Mauna Loa eruption as viewed from Waikoloa. The world's largest active volcano erupted in Hawaii erupted at 11:30 p.m. local time Sunday, for the first time in nearly four decades, the U.S. Geological Survey said. It was the first eruption since 1984, according to its Hawaii Volcano Observatory daily update. (Cover Images/Zuma Press/TNS)

HONOLULU (AP) — Prayer. Bombs. Walls. Over the decades, people have tried all of them to stanch the flow of lava from Hawaii’s volcanoes as it lumbered toward roads, homes and infrastructure.

Now Mauna Loa — the world’s largest active volcano — is erupting again, and lava is slowly approaching a major thoroughfare connecting the Big Island’s east and west sides. And once more, people are asking if anything can be done to stop or divert the flow.

“It comes up every time there’s an eruption and there’s lava heading towards habited areas or highways. Some people say ‘Build a wall’ or ‘Board up’ and other people say, ‘No don’t!,’” said Scott Rowland, a geologist at the University of Hawaii.

Humans have rarely had much success stopping lava and, despite the world’s technological advances, doing so is still difficult and dependent on the force of the flow and the terrain. But many in Hawaii also question the wisdom of interfering with nature and Pele, the Hawaiian deity of volcanoes and fire.

Attempts to divert lava have a long history in Hawaii.

In 1881, the governor of Hawaii Island declared a day of prayer to stop lava from Mauna Loa as it headed for Hilo. The lava kept coming.

According to the U.S. Geological Survey, Princess Regent Lili’uokalani and her department heads went to Hilo and considered ways to save the town. They developed plans to build barriers to divert the flow and place dynamite along a lava tube to drain the molten rock supply.

Princess Ruth Ke’elik’lani approached the flow, offered brandy and red scarves and chanted, asking Pele to stop the flow and go home. The flow stopped before the barriers were built.

More than 50 years later, Thomas A. Jaggar, the founder of the Hawaiian Volcano Observatory, asked U.S. Army Air Services to send planes to bomb a Mauna Loa vent to disrupt lava channels.

Lt. Col. George S. Patton (who later became famous as a general in Europe during World War II) directed planes to drop 20 600-pound  demolition bombs, according to a National Park Service account of the campaign. The bombs each had 355 pounds of TNT. The planes also dropped 20 smaller bombs that only had black powder charge.

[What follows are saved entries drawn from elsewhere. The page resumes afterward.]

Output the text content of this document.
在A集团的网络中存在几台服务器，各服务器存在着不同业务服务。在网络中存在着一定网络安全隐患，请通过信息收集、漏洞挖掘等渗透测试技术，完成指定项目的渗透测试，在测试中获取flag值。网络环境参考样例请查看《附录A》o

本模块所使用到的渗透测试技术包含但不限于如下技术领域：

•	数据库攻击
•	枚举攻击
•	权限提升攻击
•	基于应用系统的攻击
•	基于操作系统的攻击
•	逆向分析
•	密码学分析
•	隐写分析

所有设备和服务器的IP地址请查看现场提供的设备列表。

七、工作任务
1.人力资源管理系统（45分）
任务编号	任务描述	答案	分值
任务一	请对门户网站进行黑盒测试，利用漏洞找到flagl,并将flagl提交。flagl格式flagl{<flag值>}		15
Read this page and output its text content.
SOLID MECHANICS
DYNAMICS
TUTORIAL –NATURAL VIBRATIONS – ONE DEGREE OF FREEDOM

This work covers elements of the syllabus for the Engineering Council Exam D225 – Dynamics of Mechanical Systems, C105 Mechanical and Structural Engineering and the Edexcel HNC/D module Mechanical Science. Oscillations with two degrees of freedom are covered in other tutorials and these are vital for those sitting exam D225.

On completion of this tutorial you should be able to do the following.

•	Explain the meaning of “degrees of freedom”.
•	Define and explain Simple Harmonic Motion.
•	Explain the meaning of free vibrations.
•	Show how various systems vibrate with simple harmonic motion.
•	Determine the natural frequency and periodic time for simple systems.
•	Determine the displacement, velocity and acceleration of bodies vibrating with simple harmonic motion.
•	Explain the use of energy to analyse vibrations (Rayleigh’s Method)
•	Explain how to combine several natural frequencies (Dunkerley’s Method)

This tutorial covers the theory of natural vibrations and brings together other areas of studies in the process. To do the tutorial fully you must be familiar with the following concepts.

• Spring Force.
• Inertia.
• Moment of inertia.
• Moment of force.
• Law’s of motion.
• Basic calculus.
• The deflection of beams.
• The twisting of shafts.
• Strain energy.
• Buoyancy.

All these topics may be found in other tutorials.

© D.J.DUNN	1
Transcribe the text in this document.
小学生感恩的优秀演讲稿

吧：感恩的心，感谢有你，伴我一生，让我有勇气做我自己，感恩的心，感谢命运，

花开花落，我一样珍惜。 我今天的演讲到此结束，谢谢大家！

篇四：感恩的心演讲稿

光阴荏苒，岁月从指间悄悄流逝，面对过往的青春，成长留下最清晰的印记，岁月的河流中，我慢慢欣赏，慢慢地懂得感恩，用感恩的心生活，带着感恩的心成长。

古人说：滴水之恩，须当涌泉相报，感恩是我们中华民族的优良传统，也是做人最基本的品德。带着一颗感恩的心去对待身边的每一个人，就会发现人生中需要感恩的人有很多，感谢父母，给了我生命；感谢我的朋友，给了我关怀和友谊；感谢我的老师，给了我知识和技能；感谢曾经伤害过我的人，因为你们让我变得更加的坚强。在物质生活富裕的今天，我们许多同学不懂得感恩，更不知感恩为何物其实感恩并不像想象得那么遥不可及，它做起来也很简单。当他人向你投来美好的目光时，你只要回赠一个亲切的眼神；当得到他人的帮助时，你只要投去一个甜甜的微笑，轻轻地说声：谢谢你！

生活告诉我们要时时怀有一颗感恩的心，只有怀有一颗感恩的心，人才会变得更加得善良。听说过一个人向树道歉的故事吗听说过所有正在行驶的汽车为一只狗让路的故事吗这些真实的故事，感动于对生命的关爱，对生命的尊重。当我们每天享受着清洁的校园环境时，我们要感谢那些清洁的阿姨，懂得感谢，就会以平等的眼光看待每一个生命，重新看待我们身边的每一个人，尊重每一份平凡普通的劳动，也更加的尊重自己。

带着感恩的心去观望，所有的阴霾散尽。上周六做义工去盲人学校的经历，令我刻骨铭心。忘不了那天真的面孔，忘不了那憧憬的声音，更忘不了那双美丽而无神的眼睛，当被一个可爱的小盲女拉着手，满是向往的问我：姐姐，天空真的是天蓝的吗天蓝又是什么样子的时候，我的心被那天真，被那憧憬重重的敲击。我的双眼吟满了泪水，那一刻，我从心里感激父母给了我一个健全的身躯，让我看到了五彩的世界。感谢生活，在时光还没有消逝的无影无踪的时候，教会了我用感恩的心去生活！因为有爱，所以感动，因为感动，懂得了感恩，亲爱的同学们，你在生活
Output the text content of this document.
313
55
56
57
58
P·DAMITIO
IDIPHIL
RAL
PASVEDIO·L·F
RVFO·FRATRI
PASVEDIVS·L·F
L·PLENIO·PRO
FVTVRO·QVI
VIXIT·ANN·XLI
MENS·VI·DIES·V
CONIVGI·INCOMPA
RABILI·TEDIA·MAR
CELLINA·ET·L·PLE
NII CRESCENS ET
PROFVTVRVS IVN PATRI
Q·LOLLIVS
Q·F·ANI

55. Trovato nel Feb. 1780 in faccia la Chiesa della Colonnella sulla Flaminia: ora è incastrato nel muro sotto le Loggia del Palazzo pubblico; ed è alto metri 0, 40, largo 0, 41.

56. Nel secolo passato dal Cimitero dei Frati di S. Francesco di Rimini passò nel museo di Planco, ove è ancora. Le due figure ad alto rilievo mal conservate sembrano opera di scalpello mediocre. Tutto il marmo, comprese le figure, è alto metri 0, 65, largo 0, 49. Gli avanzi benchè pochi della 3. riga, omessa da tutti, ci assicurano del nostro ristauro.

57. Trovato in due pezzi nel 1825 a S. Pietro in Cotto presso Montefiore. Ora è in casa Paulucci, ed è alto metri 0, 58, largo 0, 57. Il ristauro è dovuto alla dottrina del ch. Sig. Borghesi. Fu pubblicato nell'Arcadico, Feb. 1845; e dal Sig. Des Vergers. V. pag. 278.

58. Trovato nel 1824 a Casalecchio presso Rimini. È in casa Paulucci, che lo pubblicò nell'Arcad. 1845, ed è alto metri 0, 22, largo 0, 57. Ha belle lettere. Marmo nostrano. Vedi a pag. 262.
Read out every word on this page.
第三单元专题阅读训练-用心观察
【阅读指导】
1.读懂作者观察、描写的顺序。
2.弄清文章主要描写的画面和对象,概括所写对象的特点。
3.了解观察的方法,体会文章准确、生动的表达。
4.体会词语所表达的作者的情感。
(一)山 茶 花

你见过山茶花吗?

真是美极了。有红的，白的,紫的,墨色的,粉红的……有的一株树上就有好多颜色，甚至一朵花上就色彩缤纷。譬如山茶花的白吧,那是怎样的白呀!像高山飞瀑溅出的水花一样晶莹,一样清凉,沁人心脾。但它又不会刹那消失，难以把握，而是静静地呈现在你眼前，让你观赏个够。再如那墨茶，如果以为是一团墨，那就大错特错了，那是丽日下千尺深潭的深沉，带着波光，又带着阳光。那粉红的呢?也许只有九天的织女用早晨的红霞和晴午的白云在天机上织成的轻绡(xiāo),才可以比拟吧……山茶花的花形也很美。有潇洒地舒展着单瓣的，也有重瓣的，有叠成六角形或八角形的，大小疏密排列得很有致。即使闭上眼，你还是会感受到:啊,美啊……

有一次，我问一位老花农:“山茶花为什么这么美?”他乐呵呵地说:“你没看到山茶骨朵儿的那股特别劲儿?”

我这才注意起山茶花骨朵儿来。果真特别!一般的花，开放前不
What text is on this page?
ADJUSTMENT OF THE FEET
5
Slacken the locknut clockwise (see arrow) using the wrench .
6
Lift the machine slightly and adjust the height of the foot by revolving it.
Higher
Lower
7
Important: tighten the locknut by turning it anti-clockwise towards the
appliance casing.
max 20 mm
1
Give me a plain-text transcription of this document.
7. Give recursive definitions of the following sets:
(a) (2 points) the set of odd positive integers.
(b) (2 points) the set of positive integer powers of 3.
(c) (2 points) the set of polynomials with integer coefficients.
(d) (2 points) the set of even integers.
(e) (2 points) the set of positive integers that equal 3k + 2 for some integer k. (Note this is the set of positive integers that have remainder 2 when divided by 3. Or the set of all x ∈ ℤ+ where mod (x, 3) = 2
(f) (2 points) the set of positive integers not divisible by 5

Jagger said the bombing helped to “hasten the end of the flow,” but Howard Stearns, a U.S. Geological Survey geologist onboard the last bombing run, was doubtful. In his 1983 autobiography, he wrote: “I am sure it was a coincidence.”

According to the park service, geologists today also are doubtful the bombing stopped the lava flow, which didn’t end with the bombing. Instead, the flows waned over the next few days and didn’t change paths.

Rowland said authorities could use a bulldozer to pile a big berm of broken rock in front of Daniel K. Inouye Highway. If the terrain is flat, then lava would pile up behind the wall. But the lava may flow over it, like it did when something similar was attempted in Kapoho town in 1960.

Rapidly moving lava flows, like those from Kilauea volcano in 2018, would be more difficult to stop, he said.

“It would have been really hard to build the walls fast enough for them. And they were heading towards groups of homes. And so you would perhaps be sacrificing some homes for others, which would just be a legal mess,” he said.